Daily Karjalainen reports that in the past few years, about 20 children were abducted in Finland annually by one parent and taken abroad. The number has risen from 2008-2014 when 10-15 abductions took place yearly.
Karjalainen says abduction is defined as one guardian taking a child abroad without the consent of the other guardian. According to the paper, some of the children will stay abroad for a long time, with 48 abducted children currently residing abroad.
Most of the children were taken to Sweden, Spain and Estonia. In contrast, on average 14 children who were abducted abroad live in Finland each year.

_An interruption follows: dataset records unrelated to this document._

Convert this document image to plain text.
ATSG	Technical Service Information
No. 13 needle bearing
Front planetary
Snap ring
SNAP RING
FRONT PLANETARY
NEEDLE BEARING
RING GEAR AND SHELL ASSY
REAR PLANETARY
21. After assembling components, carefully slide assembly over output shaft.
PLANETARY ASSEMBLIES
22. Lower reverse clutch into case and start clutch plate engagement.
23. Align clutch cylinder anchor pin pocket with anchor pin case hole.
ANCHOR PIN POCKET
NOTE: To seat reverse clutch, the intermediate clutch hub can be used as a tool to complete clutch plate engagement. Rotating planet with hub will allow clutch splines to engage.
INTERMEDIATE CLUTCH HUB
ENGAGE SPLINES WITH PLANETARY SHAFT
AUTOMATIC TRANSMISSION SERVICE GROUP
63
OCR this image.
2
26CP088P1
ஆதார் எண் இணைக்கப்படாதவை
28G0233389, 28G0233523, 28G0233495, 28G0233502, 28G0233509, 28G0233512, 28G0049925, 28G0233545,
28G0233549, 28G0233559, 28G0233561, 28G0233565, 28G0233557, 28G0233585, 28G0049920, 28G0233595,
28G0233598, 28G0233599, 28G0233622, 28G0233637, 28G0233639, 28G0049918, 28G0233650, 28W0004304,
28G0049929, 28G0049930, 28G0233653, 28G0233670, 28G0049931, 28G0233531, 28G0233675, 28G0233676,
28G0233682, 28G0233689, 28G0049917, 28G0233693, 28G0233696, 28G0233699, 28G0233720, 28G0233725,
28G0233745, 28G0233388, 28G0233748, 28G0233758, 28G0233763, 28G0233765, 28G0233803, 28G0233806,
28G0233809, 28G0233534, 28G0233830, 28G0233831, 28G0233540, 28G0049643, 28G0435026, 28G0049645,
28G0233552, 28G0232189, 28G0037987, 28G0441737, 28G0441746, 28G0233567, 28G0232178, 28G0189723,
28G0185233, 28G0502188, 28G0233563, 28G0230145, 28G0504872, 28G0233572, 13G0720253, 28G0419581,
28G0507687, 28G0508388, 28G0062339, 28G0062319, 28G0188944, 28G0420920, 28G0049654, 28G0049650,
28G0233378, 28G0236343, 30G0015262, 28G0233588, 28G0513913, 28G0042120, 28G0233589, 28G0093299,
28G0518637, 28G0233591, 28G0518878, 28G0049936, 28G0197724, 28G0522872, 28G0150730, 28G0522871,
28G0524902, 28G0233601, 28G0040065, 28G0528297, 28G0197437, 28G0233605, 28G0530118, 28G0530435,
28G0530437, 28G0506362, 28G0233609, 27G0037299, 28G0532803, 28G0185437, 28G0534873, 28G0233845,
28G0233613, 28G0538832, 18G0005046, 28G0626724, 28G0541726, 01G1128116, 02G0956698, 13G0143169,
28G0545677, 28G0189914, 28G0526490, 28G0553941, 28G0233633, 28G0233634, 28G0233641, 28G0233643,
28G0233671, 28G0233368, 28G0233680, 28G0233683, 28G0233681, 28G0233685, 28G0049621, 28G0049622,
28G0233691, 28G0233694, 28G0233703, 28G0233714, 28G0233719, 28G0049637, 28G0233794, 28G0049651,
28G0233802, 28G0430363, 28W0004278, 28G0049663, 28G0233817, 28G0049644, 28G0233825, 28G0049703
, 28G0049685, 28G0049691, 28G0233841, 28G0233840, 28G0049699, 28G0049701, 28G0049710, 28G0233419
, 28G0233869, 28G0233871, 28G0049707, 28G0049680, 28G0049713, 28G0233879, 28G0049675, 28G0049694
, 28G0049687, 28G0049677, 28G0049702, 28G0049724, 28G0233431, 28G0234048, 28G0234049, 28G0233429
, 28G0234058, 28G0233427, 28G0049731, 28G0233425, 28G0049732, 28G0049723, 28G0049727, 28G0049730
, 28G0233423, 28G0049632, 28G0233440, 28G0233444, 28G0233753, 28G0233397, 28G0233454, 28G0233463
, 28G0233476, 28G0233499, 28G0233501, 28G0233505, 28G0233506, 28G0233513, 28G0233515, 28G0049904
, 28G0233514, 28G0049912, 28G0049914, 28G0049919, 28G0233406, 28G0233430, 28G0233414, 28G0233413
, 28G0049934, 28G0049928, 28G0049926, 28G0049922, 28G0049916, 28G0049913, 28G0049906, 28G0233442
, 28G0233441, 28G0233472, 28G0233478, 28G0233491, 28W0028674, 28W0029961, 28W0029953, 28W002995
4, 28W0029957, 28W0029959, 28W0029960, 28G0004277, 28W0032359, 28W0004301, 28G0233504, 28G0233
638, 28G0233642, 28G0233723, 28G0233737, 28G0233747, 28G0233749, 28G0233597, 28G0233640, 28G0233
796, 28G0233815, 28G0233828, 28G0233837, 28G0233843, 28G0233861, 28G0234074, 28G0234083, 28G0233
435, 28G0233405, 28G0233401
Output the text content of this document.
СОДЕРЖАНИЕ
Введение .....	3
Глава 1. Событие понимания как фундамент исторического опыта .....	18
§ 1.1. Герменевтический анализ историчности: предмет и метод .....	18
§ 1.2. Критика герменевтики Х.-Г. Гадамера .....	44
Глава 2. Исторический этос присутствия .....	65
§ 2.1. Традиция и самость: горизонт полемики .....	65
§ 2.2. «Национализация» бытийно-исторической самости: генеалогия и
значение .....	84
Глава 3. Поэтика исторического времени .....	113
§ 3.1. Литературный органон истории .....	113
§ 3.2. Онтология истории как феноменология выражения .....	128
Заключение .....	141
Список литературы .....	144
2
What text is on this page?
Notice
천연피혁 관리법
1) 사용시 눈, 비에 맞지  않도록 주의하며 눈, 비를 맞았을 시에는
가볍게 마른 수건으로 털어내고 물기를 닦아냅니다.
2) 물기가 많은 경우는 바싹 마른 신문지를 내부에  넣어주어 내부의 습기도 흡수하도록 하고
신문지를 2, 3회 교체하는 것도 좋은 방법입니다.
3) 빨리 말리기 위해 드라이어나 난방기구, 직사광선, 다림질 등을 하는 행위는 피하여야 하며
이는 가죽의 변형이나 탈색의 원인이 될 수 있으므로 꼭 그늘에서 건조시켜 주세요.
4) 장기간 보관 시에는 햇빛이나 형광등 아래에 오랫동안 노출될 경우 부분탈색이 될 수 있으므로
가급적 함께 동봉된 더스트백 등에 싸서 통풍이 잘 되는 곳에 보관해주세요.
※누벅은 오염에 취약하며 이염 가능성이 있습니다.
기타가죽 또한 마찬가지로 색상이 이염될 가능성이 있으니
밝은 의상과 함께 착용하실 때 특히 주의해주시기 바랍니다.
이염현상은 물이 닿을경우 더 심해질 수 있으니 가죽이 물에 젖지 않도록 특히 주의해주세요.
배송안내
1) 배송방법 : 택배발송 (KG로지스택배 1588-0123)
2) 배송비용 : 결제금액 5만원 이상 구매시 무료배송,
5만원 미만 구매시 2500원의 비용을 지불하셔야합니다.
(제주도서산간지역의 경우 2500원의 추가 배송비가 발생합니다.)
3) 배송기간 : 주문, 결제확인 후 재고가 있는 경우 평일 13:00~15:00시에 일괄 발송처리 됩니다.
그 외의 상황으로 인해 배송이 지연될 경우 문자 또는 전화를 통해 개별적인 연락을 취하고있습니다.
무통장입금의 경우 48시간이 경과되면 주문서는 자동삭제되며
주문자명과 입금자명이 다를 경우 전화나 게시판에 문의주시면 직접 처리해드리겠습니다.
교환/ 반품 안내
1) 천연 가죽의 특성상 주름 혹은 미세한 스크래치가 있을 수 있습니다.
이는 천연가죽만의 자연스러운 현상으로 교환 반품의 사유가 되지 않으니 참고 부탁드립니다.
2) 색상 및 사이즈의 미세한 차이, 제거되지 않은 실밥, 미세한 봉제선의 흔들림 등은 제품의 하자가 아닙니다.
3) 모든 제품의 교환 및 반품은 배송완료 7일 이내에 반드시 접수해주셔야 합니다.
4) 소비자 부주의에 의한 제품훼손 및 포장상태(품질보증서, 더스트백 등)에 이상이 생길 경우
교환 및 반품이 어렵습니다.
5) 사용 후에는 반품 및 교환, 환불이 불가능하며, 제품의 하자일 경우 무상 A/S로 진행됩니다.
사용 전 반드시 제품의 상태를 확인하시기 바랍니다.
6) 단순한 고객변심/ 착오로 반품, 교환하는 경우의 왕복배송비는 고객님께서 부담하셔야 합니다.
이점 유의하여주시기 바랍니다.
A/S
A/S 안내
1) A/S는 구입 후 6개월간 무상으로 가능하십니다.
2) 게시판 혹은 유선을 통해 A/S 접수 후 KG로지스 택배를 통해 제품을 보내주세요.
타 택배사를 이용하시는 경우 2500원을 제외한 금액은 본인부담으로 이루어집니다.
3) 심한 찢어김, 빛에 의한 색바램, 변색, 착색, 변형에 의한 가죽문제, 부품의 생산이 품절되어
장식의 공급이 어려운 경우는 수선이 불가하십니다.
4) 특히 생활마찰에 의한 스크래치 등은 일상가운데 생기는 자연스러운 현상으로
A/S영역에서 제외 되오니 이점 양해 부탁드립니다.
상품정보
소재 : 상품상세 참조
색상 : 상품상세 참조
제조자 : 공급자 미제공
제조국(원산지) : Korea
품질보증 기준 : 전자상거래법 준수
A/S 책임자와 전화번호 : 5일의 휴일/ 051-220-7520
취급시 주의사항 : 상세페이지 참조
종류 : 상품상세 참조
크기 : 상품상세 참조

National authorities have the powers to return children home if both the country of permanent residence and the destination country have signed the Hague Child Abduction Convention, Karjalainen said. If not, resolving the question of where the child will reside depends on the cooperation between the parents.
Whooping cough outbreak
Meanwhile, Aamulehti reports that whooping cough has broken out in a daycare center in Tampere. While such outbreaks are quite common in schools, they rarely take place in nurseries, says senior physician Jussi Mertsola. The infection, also known as pertussis, can be dangerous to newborn babies who have not yet received the first vaccination given at the age of three months, Mertsola adds.
Yearly, dozens of infants are treated for whooping cough in intensive care units, and in a span of 10 years, one or two babies die of the infection in Finland. According to Aamulehti, a wider outbreak of pertussis occurs approximately every five years as the protection given by the vaccination coverage weakens and people catch the disease despite having been immunised.
Between 400 and 500 cases of whooping cough are reported in Finland per year.
In other news, daily Turun Sanomat reports that summer holidays may cause further delays to the government’s social and health care reform (sote).
According to the paper, it may well be that some of the experts that the Constitutional Law Committee needs to hear to decide on the reform’s legality are unwilling to appear at parliament in June and July. What is more, Parliament does not possess the technical capabilities to interview experts remotely.
While it is common that those invited to speak at the committees are keen to appear, the paper reports that Björn Wahlroos – chairman of the board at banking group Nordea and one of Finland’s wealthiest men – allegedly refused to attend a parliamentary hearing on tax havens last year.
Seppo Kääriäinen, who has been a Centre Party MP since 1987, says parliament does not have any fixed summer holidays. “It’s not unusual for MPs to work in July, if we need to,” Kääriäinen says. In the 1990s, parliament would debate through the night and vote on the issues in the morning, he adds. “But that was during the slump, so it’s different.”
EDIT: An earlier version of this story referred to a whooping cough 'epidemic' rather than 'outbreak'.